Единственным, кто, казалось, легко воспринял перемены, был наш самый старший брат Хесу. Он благоденствовал: занимался подводным плаванием, отпустил длинные волосы, щеголял акульим зубом на шее. Он работал с Дулей на головном заводе по производству застежек-молний, был его протеже и правой рукой, принося свои молодые годы в жертву человеку, который никогда не бывал доволен вполне, возможно, потому, что его любовь к нам была настолько глубокой, уязвимой в своей искренности и совершенной в своей полноте, что в ответ он ждал такой же идеальной преданности. От Хесу он требовал всего. Годы, которые я ошибочно принимал Хесу за юношу беспечного, позднее обернулись противоположностью — наносной, накрепко приставшей серьезностью. Хесу делал все, чтобы мы, дети, держались вместе, безустанно старался отвлечь Булю от принятого ею образа скорбящей старухи. Вот откуда его серьезность и суровые манеры, которые мне иногда хотелось стряхнуть, чтоб обнаружить того Хесу, которого я знал когда-то.
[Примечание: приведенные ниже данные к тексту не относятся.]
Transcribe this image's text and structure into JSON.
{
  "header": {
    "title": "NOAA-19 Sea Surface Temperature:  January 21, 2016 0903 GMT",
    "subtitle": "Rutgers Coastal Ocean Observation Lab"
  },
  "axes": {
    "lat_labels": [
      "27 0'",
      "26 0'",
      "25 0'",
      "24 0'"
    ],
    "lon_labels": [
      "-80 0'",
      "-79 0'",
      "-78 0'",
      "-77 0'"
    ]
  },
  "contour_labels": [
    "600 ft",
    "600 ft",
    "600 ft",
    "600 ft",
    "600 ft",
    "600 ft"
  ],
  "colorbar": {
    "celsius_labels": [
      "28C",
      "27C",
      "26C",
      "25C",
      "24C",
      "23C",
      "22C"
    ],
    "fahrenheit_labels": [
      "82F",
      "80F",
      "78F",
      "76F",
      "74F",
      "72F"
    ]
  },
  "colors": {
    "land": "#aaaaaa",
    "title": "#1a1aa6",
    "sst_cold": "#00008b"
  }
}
Клэр к тому времени уже сбежала, выйдя за очаровательного усача из Калифорнии. Время от времени она звонила и плакала в трубку, и мы все плакали вместе с ней. По голосу было ясно, что ей совестно за свое дезертирство.
А мы с Джеральдом росли и были счастливы, как это возможно только в детстве, несмотря на трещины в семейном фундаменте. Мы выучились суровому местному диалекту. Пошли в одну баскетбольную команду. Сделали друг другу стрижки «платформа». Стали носить одинаковые золотые цепочки. Вколачивали баскетбольный мячик в низенькое кольцо, которое Дуля распорядился установить для нас во дворе. Фотографировали друг друга в полете. Я был Мануте Бол, Джеральд — Магси Богз.
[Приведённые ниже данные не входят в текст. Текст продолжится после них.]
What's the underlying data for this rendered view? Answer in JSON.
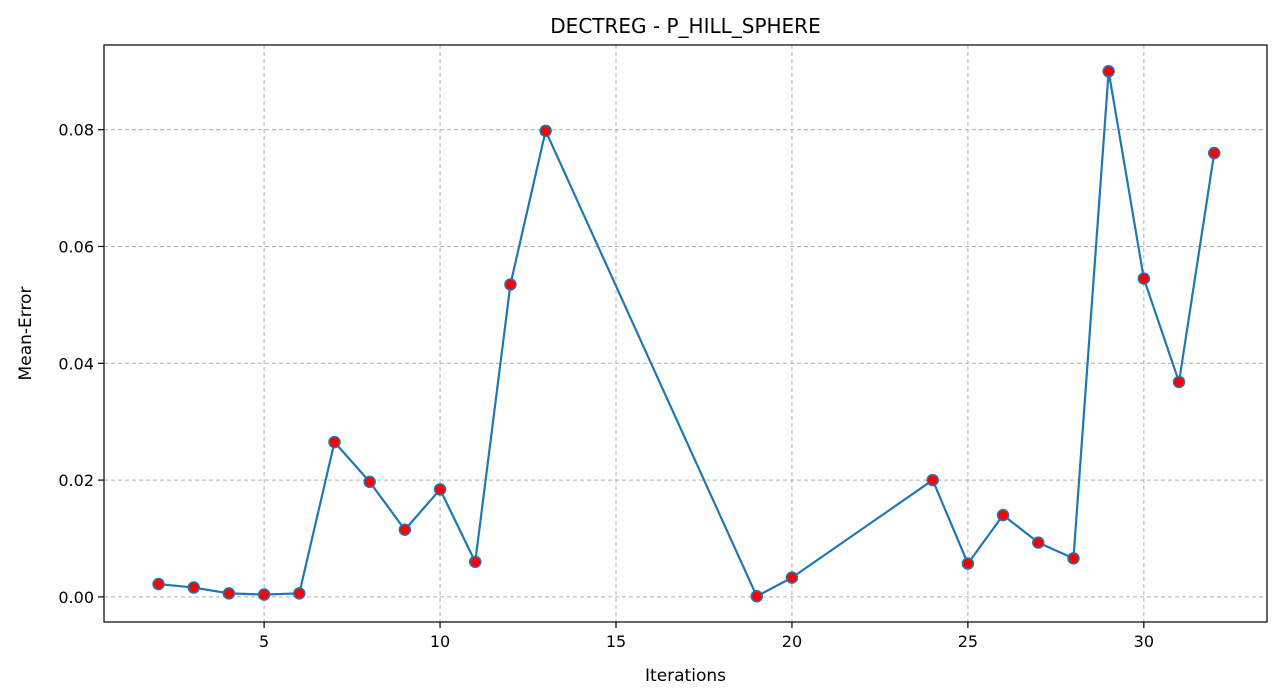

[100]С Булей мы часто ходили в «Ингос», кулинарию, которую открыл женившийся на бодрой местной дамочке немец, — единственное на сотни миль место, где можно было найти настоящий чеддер, бри, копченого лосося, французский паштет, немецкие сосиски; мы наслаждались импортными стейками, которые были не такие жесткие и резиновые, как из местных коров. Буля брала с нас обещание не говорить об этом деду.Через два года после ухода Шарлотты дед наконец достроил свой особняк. Дом цеплялся за обрыв древнего, продуваемого ветрами ущелья, с высоких холмов открывался вид на Илиган-Сити. Семь этажей, четыре из которых остались не отделаны, чтобы потом каждый из нас мог обосноваться здесь со своей семьей. Интерьеры Дуля и Буля собирали по книгам о Фрэнке Ллойде Райте
[101]и японском дзене, по журнальным подшивкам «Аркитекчерел дайджест»; это, как вы понимаете, был дом их мечты, наше современное родовое гнездо, куда они могли бы удалиться, чтобы спокойно встретить смерть. На стене дома была установлена табличка, на которой дедовым почерком было выгравировано его название: «Ухтопия».Из их комнаты меж двух горных вершин днем виднелось голубое море, а ночью — огни большого города. Там была баскетбольная площадка для нас с Джеральдом, застеленная татами молельня для Були, японский чайный сад с корейским мангалом для семейных ужинов. Дед построил себе целый замок со стрелковым тиром, студией для занятий живописью, даже бассейн всего в полтора метра глубиной (дед очень боялся, что кто-нибудь из нас утонет, и глубже делать не рискнул). У каждого из нас была своя комната с видом. Комната отбывшей к мужу Клэр стала кладовкой для старой одежды. Когда стало понятно, что Шарлотта не вернется, Дуля перетащил в ее комнату свой компьютер и гигантский принтер и, привыкший к бессоннице на другом конце света, ночи напролет упражнялся в компьютерной графике. Он искал способ отвлечься от политики, поскольку вскоре после нашего переезда в «Ухтопию» Буля впала в черную депрессию и отказывалась вставать с постели, пока дед не отрекся от этой изнуряющей карьеры.